Well, I suppose you've just come to the website, maybe a bit
confused, maybe not sure whether to risk your oh-so-precious
hard drive space on the material he's put on his silly little site,
maybe just curious as to the head behind the mouth that says all
those things. But if you want my honest opinion - don't bother.
He's a self-obsessed, eighteen-year-old freak who doesn't have a
girlfriend, gets shouted at by tramps in the street and wears a
berét in public (which probably explains the other two). When
he's not listening to absurdly modern Indie music he's listening
to Rock'n'Roll that'd make his grandad yawn, and from my attic
I can often hear him pumping out something noisily late at
night. The only awards he's ever won are a Basic Amateur
Boxing Certificate (2005), School Sports Day Javelin Silver
Medal (2003) and Little Duckling's Five Metres Swimming
Award (1991). (And he probably held on to the side of the
pool).

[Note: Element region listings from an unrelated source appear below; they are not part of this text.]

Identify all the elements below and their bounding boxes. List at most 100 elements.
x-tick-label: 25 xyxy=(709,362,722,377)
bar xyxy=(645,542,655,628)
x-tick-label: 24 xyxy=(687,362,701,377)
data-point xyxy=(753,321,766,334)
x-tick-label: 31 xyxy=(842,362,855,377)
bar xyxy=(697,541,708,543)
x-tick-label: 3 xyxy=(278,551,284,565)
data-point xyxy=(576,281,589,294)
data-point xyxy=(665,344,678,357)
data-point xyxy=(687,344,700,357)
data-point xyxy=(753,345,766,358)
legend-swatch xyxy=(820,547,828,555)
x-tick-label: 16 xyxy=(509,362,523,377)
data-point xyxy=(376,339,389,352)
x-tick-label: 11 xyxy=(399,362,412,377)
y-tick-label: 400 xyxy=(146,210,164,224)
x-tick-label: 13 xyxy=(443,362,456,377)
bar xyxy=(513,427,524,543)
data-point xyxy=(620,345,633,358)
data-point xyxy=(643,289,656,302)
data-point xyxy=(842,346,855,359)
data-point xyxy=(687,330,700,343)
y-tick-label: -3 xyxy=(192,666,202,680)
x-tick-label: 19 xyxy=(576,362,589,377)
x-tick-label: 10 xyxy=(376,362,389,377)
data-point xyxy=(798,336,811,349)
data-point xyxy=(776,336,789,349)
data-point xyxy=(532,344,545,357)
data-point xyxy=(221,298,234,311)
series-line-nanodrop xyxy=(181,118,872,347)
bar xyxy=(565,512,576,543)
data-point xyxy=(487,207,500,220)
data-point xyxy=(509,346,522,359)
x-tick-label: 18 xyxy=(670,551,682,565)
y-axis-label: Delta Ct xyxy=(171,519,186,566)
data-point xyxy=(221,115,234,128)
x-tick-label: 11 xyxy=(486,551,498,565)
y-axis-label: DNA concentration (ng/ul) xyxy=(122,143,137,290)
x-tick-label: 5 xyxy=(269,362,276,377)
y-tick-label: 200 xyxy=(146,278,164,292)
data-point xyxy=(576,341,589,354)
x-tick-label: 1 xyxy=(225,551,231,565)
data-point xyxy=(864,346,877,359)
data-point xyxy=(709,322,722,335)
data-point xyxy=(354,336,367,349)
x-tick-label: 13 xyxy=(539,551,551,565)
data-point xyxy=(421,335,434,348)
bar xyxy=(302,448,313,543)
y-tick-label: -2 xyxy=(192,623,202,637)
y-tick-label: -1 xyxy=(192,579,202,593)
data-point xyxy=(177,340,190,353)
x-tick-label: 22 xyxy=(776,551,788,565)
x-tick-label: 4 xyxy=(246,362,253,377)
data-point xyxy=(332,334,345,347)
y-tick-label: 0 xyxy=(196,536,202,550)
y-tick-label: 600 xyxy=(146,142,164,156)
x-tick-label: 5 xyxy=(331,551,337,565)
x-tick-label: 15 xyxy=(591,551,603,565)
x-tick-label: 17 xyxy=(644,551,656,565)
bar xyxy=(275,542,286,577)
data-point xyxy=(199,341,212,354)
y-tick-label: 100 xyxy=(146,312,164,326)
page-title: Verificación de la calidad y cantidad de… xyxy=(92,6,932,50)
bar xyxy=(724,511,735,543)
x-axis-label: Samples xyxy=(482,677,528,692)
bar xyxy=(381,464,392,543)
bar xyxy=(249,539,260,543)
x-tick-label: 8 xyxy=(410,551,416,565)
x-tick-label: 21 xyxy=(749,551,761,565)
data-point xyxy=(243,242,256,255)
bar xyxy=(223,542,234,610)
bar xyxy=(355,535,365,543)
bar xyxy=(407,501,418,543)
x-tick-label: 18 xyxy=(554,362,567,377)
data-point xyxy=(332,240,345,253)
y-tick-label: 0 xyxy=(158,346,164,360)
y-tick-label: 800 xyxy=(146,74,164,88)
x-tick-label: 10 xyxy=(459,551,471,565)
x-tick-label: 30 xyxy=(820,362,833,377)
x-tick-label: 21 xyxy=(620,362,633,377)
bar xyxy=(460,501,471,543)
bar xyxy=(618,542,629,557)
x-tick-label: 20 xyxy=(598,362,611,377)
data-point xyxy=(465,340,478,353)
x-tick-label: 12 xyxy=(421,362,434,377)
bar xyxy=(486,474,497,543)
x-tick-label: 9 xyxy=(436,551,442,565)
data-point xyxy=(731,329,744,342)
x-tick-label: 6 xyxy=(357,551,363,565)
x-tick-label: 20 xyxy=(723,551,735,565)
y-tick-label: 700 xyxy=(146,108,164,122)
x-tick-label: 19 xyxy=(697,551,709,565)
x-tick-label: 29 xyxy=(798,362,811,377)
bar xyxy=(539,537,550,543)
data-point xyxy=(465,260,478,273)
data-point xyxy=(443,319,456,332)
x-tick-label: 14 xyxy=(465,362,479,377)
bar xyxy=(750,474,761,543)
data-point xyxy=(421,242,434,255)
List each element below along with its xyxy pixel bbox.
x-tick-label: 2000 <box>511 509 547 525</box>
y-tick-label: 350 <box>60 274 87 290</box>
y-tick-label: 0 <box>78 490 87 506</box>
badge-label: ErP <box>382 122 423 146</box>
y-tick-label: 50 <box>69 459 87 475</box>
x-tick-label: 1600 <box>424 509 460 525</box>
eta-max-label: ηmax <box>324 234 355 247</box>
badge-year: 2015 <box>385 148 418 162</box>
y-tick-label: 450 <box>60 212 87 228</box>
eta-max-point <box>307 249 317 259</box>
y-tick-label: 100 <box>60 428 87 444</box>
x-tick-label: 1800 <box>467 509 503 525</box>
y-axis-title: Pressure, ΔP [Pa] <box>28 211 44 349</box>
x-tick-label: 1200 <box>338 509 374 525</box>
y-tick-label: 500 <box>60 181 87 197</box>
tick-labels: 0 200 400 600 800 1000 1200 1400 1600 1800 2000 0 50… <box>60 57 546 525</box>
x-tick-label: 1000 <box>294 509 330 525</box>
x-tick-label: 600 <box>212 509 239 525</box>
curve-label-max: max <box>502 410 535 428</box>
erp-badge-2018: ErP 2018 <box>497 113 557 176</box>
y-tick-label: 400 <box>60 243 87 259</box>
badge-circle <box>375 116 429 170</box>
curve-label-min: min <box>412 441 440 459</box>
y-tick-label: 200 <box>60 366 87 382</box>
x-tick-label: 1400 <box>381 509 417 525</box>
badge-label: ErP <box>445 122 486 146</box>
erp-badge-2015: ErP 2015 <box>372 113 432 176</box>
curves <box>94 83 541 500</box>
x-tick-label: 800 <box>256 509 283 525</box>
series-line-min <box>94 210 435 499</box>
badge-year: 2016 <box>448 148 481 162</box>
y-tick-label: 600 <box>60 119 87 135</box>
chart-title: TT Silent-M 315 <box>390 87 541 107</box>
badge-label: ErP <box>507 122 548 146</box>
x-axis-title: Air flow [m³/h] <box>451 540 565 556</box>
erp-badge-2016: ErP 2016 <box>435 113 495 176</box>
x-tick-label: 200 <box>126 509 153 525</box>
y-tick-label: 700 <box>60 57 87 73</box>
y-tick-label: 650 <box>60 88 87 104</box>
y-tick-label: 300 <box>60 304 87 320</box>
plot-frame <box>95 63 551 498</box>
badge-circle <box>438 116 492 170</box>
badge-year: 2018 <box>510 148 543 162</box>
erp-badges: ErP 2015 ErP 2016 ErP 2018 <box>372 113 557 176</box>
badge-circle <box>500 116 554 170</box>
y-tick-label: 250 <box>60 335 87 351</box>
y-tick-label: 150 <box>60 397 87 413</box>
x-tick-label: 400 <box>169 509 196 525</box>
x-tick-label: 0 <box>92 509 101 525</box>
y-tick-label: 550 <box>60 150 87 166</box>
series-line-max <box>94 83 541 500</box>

But it's all right for him - he's got a website, runs a
podcast, has an album by The Who, knows how to cure hiccups
and owns a faily nice pair of shoes. But nobody cares about me,
do they? Nobody realises you can't wear shoes if you have
hooves, can't run a podcast if the only words you can say are
"moo" and "squeak" and can't properly appreciate The Who if
you're two-dimensional, mythical and fictional (and I happen to
be all three. And don't bother pointing out "mythical" and
"fictional" are pretty much the same thing, you smug sod.) So, if
you still want to be a part of the pathetically small circle of
listeners, you're more than welcome to waste your valuable
megabytes on the veriatable audio drivel in the podcasts.